Prima un rapido riassunto: il Ministero ha previsto che chiunque possa iscriversi (entro luglio) al semestre filtro, che andrà dall’1 settembre al 30 novembre. Le materie saranno solo 3: Chimica e propedeutica biochimica, Fisica e Biologia. Poi la selezione: solo chi supererà gli esami previsti (in contemporanea in tutta Italia, due appelli, uno nella seconda metà di novembre e uno nella prima metà di dicembre) e otterrà un punteggio sufficiente nella successiva graduatoria di merito nazionale potrà immatricolarsi, accedere al secondo semestre e proseguire il percorso di studi nella sede universitaria scelta in fase di iscrizione. Che non necessariamente sarà quella dove ha scelto di svolgere il semestre.

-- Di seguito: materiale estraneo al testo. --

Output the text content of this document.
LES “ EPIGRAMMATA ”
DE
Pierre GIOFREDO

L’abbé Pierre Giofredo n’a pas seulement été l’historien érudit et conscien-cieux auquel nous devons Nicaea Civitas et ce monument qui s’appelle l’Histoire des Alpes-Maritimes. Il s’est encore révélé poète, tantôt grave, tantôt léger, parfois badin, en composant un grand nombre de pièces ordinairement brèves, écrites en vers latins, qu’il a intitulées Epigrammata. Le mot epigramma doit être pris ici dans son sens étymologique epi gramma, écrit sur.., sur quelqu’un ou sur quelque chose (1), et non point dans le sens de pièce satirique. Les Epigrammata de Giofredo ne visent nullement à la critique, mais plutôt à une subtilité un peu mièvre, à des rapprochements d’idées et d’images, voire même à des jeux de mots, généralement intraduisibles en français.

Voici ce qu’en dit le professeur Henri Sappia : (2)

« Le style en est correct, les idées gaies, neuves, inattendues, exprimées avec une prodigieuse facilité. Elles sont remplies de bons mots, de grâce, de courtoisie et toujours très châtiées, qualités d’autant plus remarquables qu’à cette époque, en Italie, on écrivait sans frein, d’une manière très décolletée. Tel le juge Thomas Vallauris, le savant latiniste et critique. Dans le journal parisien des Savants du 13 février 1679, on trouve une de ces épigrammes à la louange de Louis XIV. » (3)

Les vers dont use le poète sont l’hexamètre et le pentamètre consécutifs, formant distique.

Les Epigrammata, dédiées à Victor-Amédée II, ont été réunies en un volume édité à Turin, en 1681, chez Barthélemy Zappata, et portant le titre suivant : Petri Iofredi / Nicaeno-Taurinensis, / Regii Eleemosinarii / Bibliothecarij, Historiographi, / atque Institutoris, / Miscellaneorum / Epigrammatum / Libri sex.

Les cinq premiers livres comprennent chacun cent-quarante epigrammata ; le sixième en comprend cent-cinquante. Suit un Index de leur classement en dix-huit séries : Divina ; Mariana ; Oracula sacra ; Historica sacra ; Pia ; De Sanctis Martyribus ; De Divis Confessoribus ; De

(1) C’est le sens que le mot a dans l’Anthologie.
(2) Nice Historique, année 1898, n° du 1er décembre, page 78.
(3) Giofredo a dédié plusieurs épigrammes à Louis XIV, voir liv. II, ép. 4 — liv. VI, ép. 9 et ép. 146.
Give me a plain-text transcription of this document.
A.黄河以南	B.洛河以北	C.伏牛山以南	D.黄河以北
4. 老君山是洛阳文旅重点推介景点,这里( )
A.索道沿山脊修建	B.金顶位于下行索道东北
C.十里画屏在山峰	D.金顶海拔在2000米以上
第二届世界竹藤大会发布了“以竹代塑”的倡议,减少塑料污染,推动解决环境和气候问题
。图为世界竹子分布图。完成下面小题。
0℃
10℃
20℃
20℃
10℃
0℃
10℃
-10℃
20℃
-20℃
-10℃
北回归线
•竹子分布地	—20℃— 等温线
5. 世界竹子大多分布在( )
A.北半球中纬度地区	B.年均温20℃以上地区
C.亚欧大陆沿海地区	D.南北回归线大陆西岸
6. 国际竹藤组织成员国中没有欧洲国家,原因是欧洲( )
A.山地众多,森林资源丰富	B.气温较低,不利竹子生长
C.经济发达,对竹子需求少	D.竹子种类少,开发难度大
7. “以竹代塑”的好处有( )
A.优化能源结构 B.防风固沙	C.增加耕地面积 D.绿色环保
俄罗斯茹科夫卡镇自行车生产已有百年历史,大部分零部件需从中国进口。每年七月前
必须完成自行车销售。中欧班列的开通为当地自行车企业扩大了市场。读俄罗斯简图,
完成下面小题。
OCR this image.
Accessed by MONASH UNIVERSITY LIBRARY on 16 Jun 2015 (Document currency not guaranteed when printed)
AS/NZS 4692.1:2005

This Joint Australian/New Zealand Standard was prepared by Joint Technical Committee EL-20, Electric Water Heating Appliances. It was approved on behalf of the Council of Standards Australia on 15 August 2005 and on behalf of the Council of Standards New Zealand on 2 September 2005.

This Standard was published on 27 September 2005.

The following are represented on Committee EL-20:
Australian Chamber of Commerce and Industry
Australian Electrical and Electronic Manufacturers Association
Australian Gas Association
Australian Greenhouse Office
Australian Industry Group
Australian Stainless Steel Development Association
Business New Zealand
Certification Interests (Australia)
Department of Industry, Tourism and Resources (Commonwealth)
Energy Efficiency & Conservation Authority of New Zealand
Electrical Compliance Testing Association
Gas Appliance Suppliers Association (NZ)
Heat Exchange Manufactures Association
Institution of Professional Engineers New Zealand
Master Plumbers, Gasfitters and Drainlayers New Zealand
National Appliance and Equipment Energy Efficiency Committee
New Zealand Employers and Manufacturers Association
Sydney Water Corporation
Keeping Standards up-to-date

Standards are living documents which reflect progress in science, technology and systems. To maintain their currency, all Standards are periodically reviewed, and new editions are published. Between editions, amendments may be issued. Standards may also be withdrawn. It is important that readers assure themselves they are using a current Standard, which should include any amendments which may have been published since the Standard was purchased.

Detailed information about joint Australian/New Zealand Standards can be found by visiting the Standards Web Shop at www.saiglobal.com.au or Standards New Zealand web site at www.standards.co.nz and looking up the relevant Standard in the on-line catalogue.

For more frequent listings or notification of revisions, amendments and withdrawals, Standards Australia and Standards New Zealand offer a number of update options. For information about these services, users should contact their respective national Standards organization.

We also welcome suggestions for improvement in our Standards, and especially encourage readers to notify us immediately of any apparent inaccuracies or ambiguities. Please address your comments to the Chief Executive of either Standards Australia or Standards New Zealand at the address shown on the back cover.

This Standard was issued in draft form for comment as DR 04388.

Ancora: ogni esame consisterà in 31 domande (15 a risposta multipla e 16 con modalità a completamento), con il punteggio massimo che sarà quindi di 93 punti. Ancora: come accennato lo studente dovrà iscriversi a Medicina entro luglio – la data non c’è ancora -, indicando sia la sede in cui svolgerà il semestre aperto, sia le 10 sedi in cui spera di entrare in base alla successiva graduatoria nazionale. Chi non entrerà in graduatoria potrà ripiegare su un corso di laurea affine – area biomedica, sanitaria, veterinaria e farmaceutica – mantenendo i 18 crediti conquistati (6 per esame), oppure cambiare orizzonte di studio, fermo restando che potrà iscriversi al semestre filtro fino a tre volte, anche non consecutivamente.

Fatto il quadro generale, la prima, logica, domanda è legata ai numeri: se al semestre filtro, scegliendo Trento come sede, dovessero iscriversi in migliaia (ma basterebbero centinaia) come si farebbe?

Nelle pieghe del documento ministeriale si legge che «le università disciplinano, nell’esercizio della propria autonomia, la metodologia didattica per l’erogazione delle attività formative. La frequenza ai corsi è obbligatoria, ed è onere dell’università predisporre un sistema per il controllo della partecipazione degli studenti alle attività didattiche».

Insomma, le tre materie potranno essere studiate anche attraverso lezioni online o a distanza.

La capienza delle aule trentine non è quindi un ostacolo insormontabile, anche se richiederà una grande organizzazione da parte dell’Ateneo. Un altro tema sono i tempi strettissimi: decreto a inizio giugno, iscrizioni entro luglio, via al semestre l’1 settembre. E solamente tra fine luglio e inizio agosto (mese, tra l’altro, tradizionalmente vacanziero anche per il mondo accademico) l’Università di Trento saprà quanti studenti si sono iscritti.

Sarà necessario avere quindi più piani operativi a disposizione a seconda di numeri diversi.

Passando al punto di vista degli studenti, la situazione è altrettanto in bilico: si prende un appartamento? E se poi non si entra in graduatoria? Ancora: casomai si passasse, in quale città prendere casa visto che non si sa in quale delle dieci sedi indicate una persona andrà a finire?

Situazioni logistiche, oltre all’alloggio ci sono anche mense e trasporti, che riguardano ovviamente anche le Università. Inutile negare che anche a Trento una legittima preoccupazione ci sia.

«Ora abbiamo più dettagli, ma dobbiamo studiare bene il documento, misurarne l’impatto, vagliare le possibilità. Di certo lavoreremo per mettere in atto quanto previsto dal decreto», spiega l’Ateneo. Che dovrà mettere in campo la propria forza organizzativa per dare risposte all’insegna, naturalmente, della qualità didattica, da sempre priorità della nostra Università.